As línguas de sinais são rodeadas no imaginário popular de vários mitos. Outro fato
relevante em que se acredita é que estas línguas são ágrafas, ou seja, não possuem escritas. Na
verdade até pouco tempo, as línguas de sinais não possuíam escrita, mas a ideia de representá-la
graficamente surgiu em 1974, por Valerie Sutton, uma coreógrafa americana que fez uma espécie
de transcrição dos sinais para utilizá-los com os passos de dança, isto de imediato chamou a
atenção da comunidade científica dinamarquesa das línguas de sinais. Iniciam-se, então, pesquisas
na área e, a partir desde momento, acontece o primeiro encontro de pesquisadores, nos EUA
organizado por Judy Shepard-Kegel, e dele um grupo de surdos adultos aprendem a escrever os
sinais do Sign Writing, a escrita dos sinais.

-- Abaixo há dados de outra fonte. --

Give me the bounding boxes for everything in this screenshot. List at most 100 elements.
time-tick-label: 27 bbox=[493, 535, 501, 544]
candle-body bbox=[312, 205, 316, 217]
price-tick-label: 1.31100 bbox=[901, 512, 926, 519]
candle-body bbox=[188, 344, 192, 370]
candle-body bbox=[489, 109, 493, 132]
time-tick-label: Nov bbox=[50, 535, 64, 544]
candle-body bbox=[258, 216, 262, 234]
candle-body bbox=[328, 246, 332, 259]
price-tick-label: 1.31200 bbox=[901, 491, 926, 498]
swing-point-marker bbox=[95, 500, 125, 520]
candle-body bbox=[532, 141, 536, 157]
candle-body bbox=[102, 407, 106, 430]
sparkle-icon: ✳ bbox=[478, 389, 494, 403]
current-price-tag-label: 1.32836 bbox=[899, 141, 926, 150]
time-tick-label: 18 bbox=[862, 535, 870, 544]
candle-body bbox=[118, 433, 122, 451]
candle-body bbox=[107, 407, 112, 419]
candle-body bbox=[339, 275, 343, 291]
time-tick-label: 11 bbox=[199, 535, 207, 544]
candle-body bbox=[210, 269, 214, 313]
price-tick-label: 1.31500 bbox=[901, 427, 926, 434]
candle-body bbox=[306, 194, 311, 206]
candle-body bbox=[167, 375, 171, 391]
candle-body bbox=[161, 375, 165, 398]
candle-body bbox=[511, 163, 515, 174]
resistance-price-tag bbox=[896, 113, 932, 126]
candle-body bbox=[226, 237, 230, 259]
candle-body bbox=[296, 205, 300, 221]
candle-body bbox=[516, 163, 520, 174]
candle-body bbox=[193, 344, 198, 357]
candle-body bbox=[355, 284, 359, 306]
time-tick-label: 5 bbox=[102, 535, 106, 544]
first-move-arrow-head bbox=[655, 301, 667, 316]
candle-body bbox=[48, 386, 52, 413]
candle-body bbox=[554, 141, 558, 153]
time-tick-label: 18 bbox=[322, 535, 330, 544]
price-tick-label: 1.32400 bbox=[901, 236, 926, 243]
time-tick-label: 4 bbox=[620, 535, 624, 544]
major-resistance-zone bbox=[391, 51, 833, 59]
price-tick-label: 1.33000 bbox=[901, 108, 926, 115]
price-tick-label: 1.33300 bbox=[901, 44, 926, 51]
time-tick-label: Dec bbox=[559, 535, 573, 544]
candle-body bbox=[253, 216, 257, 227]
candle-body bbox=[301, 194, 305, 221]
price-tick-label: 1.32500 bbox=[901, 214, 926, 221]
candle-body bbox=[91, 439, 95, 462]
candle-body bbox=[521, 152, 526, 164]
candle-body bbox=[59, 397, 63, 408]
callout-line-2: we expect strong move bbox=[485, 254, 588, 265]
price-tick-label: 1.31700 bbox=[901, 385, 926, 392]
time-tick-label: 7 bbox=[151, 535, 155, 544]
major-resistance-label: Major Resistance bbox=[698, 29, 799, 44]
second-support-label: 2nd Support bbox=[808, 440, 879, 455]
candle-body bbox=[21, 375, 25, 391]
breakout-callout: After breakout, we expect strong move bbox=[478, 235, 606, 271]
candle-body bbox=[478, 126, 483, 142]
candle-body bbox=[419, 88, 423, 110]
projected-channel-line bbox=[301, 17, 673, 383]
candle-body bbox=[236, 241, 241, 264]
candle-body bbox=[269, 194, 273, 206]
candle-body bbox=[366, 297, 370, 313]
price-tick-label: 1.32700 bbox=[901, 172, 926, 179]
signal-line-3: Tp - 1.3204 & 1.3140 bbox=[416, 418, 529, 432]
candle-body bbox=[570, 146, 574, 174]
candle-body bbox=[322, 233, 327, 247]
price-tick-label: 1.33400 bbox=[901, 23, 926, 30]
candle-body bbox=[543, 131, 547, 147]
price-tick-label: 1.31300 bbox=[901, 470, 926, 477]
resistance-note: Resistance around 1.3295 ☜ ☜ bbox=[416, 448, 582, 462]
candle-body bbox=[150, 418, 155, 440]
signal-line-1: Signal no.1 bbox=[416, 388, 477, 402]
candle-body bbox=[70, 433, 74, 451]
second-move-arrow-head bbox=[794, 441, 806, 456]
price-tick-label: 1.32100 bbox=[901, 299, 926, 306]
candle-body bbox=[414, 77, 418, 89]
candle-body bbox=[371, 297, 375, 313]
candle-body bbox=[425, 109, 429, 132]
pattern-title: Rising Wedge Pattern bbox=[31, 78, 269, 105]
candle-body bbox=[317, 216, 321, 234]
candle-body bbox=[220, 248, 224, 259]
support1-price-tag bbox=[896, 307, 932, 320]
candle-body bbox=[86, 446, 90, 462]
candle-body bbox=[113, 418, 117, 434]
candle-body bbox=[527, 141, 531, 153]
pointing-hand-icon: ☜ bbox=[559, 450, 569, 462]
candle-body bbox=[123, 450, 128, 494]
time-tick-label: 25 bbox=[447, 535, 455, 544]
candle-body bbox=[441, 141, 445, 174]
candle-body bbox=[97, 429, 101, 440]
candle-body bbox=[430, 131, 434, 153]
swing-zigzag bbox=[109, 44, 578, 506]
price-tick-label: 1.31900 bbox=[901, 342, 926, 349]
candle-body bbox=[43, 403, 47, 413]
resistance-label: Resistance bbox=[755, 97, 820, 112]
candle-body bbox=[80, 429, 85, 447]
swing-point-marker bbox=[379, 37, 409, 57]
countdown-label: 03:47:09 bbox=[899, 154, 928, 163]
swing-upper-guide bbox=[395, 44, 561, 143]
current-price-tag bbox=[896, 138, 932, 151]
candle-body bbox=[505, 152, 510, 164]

No Brasil o sistema ainda é um experimento e foi, a partir de 1996, que um grupo de
pesquisa, liderado por Antônio Carlos da Rocha Costa, na Pontifícia Universidade Católica - PUC de
Porto Alegre, começou sua caminhada para o desenvolvimento da escrita da língua de sinais
brasileira e futuro reconhecimento legal.